À l’initiative de l’Assemblée quaker de Congénies, une centaine de participants de plus de sept pays se sont rassemblés le 18 avril dernier, en visioconférence, autour d’Alastair McIntosh. Celui-ci a invité les membres de l’assemblée à considérer leur vie comme un voyage spirituel : un pèlerinage. Notre Amie Céline nous raconte.


À l’initiative de l’Assemblée quaker de Congénies, une centaine de participants de plus de sept pays se sont rassemblés le 18 avril dernier, en visioconférence, autour d’Alastair McIntosh. Celui-ci a invité les membres de l’assemblée à considérer leur vie comme un voyage spirituel : un pèlerinage. Le monde matérialiste qui ne peut pas nourrir le sens de notre vie : ce voyage invite donc à le dépasser. En chemin, nous n’achèterons rien, ne mettrons rien de plus dans nos placards, mais nous serons transformés.

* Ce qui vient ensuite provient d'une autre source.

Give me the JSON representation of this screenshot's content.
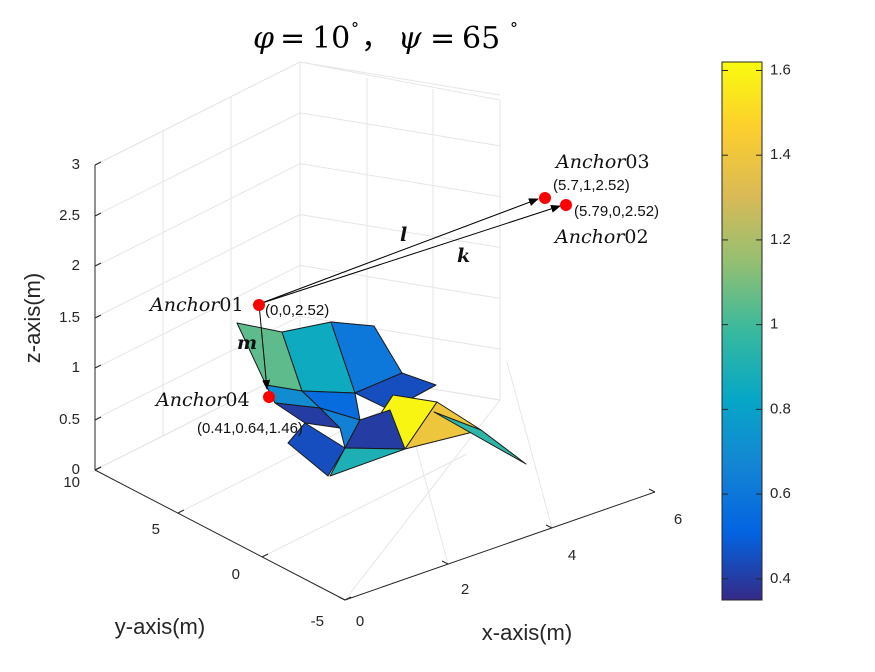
{
  "chart_data": {
    "type": "surface",
    "title_parts": {
      "phi_sym": "φ",
      "eq": "=",
      "phi_val": "10",
      "deg": "°",
      "sep": "，",
      "psi_sym": "ψ",
      "psi_val": "65"
    },
    "xlabel": "x-axis(m)",
    "ylabel": "y-axis(m)",
    "zlabel": "z-axis(m)",
    "x_ticks": [
      "0",
      "2",
      "4",
      "6"
    ],
    "y_ticks": [
      "-5",
      "0",
      "5",
      "10"
    ],
    "z_ticks": [
      "0",
      "0.5",
      "1",
      "1.5",
      "2",
      "2.5",
      "3"
    ],
    "xlim": [
      0,
      6
    ],
    "ylim": [
      -5,
      10
    ],
    "zlim": [
      0,
      3
    ],
    "grid": true,
    "colormap": "parula",
    "colorbar": {
      "ticks": [
        "0.4",
        "0.6",
        "0.8",
        "1",
        "1.2",
        "1.4",
        "1.6"
      ],
      "range": [
        0.35,
        1.62
      ],
      "colors": [
        "#352a87",
        "#0363e1",
        "#1485d4",
        "#06a7c6",
        "#38b99e",
        "#92bf73",
        "#d9ba56",
        "#fcce2e",
        "#f9fb0e"
      ]
    },
    "anchors": [
      {
        "name": "Anchor",
        "num": "01",
        "coords": "(0,0,2.52)"
      },
      {
        "name": "Anchor",
        "num": "02",
        "coords": "(5.79,0,2.52)"
      },
      {
        "name": "Anchor",
        "num": "03",
        "coords": "(5.7,1,2.52)"
      },
      {
        "name": "Anchor",
        "num": "04",
        "coords": "(0.41,0.64,1.46)"
      }
    ],
    "vectors": [
      "l",
      "k",
      "m"
    ],
    "surface_face_values": [
      1.05,
      0.85,
      0.6,
      0.7,
      0.55,
      0.45,
      0.4,
      0.65,
      0.45,
      1.6,
      1.4,
      0.95,
      0.4,
      0.9
    ]
  }
}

Départ, initiation et retour : les trois phases du pèlerinage

Alastair s’appuie sur une série de tableaux de Thomas Cole, The Voyage of Life (1842), pour illustrer les trois phases rythment un pèlerinage. Le départ, c’est la naissance, bien sûr, mais plus symboliquement là où nous sommes, le début de notre chemin. Nous partons avec tout ce que nous donnent notre famille et notre communauté.

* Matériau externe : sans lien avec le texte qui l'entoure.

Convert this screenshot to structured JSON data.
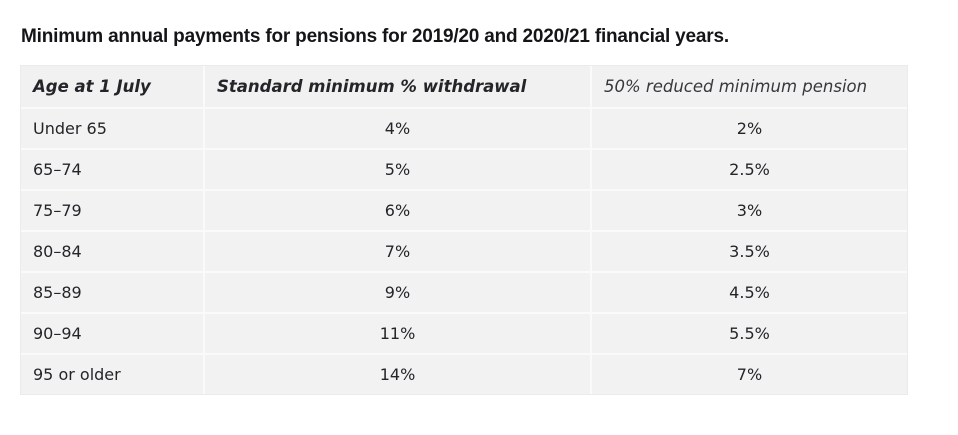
{
  "title": "Minimum annual payments for pensions for 2019/20 and 2020/21 financial years.",
  "table": {
    "headers": {
      "age": "Age at 1 July",
      "standard": "Standard minimum % withdrawal",
      "reduced": "50% reduced minimum pension"
    },
    "rows": [
      {
        "age": "Under 65",
        "standard": "4%",
        "reduced": "2%"
      },
      {
        "age": "65–74",
        "standard": "5%",
        "reduced": "2.5%"
      },
      {
        "age": "75–79",
        "standard": "6%",
        "reduced": "3%"
      },
      {
        "age": "80–84",
        "standard": "7%",
        "reduced": "3.5%"
      },
      {
        "age": "85–89",
        "standard": "9%",
        "reduced": "4.5%"
      },
      {
        "age": "90–94",
        "standard": "11%",
        "reduced": "5.5%"
      },
      {
        "age": "95 or older",
        "standard": "14%",
        "reduced": "7%"
      }
    ],
    "colors": {
      "cell_background": "#f2f2f3",
      "header_background": "#f1f1f2",
      "separator_line": "#fafafb",
      "outer_border": "#ebebed",
      "text": "#232528"
    }
  }
}
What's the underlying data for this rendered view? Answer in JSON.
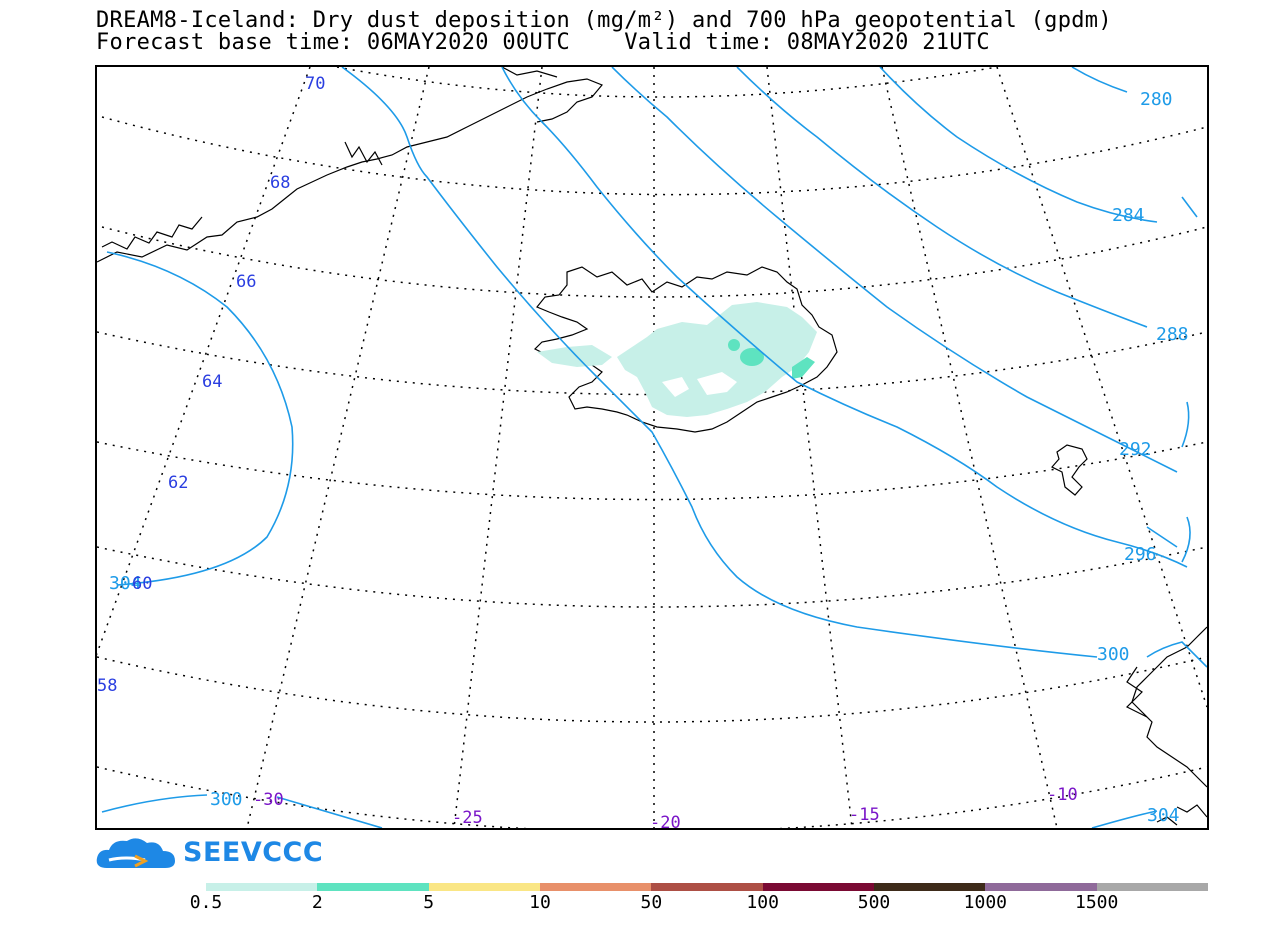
{
  "title": {
    "line1": "DREAM8-Iceland: Dry dust deposition (mg/m²) and 700 hPa geopotential (gpdm)",
    "line2": "Forecast base time: 06MAY2020 00UTC    Valid time: 08MAY2020 21UTC"
  },
  "latitude_labels": [
    "70",
    "68",
    "66",
    "64",
    "62",
    "60",
    "58"
  ],
  "longitude_labels": [
    "-30",
    "-25",
    "-20",
    "-15",
    "-10"
  ],
  "contour_labels": [
    "280",
    "284",
    "288",
    "292",
    "296",
    "300",
    "304",
    "300",
    "304"
  ],
  "logo": {
    "text": "SEEVCCC",
    "icon": "cloud-arrow-icon"
  },
  "legend": {
    "labels": [
      "0.5",
      "2",
      "5",
      "10",
      "50",
      "100",
      "500",
      "1000",
      "1500"
    ],
    "colors": [
      "#c7f0e8",
      "#5ee3c0",
      "#fae685",
      "#e8906a",
      "#ad4f45",
      "#7a0a33",
      "#3e2b1a",
      "#8f6a9a",
      "#a8a8a8"
    ]
  },
  "colors": {
    "contour": "#1e9be8",
    "lat_label": "#2a3ee0",
    "lon_label": "#7a15c8"
  }
}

Puis vient l’initiation, le temps des défis où nous nous confrontons aux difficultés. À ce stade, on prend un risque, on perd sa sécurité, on mise sur sa foi. La transformation spirituelle commence par le dialogue avec les ténèbres en nous, cette part d’ombre que nous préférons ignorer et que nous cachons derrière une frénésie d’activité. Georges Fox disait que l’initiation requiert un courage spirituel et une présence au monde. À ce stade, pour nous aider, nous pouvons nous interroger : qu’ai-je déjà affronté dans mes précédents voyages spirituels ? Ces épreuves m’ont-elles aidé·e à me rapprocher de la lumière ? Le changement est un appel : il veut se produire et a besoin de nous pour se réaliser. Confiance et effort sont les leviers de cette transformation. Faire face à la lumière, la regarder le plus en face possible est difficile, mais cela nous montre le chemin.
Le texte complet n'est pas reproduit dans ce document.